The structural and electronic properties of Cu 2 ZnSnX 4 (X = S, Se and Te) with a tetrahedral coordinated stannite structure have been investigated using first-principles calculations. The optimized lattice constants, anion displacement u, tetragonal distortion parameter η, band gap, density of states and bulk modulus values are reported. The PBE-GGA, modified Becke- Johnson exchange potential (TB-mBJ) and mBJ+U potentials are used to calculate the electronic properties of Cu based quaternary semiconductors Cu 2 ZnSnX 4 (X = S, Se and Te) and thus the results for the band gap and other electronic properties such as Total Density of States (TDOS) and Partial Density of States (PDOS) are analyzed in detail.

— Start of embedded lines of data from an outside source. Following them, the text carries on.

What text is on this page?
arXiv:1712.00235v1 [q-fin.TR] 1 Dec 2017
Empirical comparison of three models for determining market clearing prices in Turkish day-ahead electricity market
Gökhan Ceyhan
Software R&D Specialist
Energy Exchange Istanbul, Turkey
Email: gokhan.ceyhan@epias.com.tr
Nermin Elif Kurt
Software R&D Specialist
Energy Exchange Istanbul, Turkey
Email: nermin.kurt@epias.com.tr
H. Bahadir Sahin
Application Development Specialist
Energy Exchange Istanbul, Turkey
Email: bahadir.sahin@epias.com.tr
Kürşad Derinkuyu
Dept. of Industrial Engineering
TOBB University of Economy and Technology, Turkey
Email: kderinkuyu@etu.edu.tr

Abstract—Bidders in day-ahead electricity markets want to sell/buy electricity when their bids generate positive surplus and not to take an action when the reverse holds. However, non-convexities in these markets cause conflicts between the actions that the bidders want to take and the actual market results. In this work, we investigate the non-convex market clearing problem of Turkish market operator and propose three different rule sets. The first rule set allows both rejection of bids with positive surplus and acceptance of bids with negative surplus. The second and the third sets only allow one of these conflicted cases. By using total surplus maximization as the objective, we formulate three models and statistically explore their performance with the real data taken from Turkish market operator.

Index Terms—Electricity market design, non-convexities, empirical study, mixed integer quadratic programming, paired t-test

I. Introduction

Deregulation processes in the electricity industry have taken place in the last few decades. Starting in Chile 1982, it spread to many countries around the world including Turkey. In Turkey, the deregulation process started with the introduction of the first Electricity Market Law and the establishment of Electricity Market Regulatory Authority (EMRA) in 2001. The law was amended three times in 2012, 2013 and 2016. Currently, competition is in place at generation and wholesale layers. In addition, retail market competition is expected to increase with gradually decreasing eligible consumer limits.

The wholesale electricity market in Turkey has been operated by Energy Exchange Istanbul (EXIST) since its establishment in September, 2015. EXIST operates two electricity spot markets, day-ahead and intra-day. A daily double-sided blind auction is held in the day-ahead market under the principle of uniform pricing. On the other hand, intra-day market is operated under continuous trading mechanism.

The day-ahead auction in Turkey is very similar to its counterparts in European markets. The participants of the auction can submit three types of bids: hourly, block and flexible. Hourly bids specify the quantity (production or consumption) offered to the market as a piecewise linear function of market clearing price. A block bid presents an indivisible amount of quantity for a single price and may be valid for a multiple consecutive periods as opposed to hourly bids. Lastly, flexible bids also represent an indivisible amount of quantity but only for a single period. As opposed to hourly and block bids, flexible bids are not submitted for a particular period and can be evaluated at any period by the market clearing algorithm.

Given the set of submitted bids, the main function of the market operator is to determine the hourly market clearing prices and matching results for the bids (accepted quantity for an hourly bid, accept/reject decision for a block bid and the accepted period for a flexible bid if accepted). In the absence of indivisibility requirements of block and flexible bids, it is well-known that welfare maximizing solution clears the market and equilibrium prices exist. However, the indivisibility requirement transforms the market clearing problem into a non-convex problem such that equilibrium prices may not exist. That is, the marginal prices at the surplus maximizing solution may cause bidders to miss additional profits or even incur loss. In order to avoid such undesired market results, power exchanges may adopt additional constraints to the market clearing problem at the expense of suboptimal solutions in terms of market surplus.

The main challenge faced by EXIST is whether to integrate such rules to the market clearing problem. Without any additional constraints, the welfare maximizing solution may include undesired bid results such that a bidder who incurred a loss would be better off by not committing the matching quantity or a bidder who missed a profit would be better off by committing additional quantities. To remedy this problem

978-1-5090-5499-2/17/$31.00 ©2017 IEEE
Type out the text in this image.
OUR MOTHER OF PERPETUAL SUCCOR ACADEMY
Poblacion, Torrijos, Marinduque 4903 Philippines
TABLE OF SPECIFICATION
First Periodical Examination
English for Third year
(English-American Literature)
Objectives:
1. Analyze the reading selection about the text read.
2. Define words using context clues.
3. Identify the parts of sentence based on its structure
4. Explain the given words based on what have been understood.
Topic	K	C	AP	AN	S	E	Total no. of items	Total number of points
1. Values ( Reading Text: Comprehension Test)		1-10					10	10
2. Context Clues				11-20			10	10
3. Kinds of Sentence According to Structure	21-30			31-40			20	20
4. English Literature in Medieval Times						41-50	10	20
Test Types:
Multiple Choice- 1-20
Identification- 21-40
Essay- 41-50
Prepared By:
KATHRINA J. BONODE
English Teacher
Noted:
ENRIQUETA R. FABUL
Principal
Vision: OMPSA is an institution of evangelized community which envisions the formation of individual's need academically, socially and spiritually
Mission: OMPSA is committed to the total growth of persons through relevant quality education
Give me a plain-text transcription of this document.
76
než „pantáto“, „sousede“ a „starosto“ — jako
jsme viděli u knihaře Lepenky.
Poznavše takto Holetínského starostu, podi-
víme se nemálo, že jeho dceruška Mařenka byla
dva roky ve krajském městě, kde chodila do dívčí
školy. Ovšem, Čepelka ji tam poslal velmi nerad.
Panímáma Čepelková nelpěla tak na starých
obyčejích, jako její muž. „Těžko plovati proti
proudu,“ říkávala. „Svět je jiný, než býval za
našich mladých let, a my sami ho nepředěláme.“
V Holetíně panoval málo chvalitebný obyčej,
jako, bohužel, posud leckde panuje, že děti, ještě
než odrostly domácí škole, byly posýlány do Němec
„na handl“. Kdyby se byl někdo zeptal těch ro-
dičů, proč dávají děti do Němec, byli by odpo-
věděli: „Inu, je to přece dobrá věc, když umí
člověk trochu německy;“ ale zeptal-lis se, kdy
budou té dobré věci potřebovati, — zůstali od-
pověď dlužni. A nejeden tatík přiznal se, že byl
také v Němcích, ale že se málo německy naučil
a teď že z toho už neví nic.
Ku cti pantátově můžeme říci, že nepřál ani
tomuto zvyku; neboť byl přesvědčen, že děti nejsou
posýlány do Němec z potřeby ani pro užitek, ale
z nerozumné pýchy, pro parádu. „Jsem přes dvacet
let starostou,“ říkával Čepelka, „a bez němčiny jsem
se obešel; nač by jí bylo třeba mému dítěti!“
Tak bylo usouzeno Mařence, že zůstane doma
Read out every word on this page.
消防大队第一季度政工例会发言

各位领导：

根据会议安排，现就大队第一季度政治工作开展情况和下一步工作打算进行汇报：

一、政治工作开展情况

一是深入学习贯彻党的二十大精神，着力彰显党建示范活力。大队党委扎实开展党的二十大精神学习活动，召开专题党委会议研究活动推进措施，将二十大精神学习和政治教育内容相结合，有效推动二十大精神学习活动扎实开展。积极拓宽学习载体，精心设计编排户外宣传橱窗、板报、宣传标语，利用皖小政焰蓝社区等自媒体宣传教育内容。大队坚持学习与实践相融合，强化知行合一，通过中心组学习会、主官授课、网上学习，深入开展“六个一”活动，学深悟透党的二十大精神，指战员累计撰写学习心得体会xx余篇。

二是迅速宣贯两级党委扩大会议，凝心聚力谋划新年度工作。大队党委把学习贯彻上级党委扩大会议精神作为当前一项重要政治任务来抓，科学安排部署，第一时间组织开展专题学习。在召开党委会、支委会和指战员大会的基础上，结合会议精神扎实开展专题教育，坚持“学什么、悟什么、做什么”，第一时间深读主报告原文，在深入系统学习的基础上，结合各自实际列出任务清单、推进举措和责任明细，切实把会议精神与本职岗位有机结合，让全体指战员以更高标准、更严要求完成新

Also the results obtained using TB-mBJ and mBJ+U potential are compared with the standard local density and Generalized Gradient Approximation (GGA). The comparison shows that the results obtained by TB-mBJ are still underestimating the experimental results. This explains the inadequacy of TB-mBJ potential for semiconductors with strongly delocalized d electrons. Thus in this paper an on-site Coulomb U is incorporated within mBJ potential (mBJ + U) which leads to a better description of the pd hybridization and therefore the band gap which is very much comparable with the experimental results.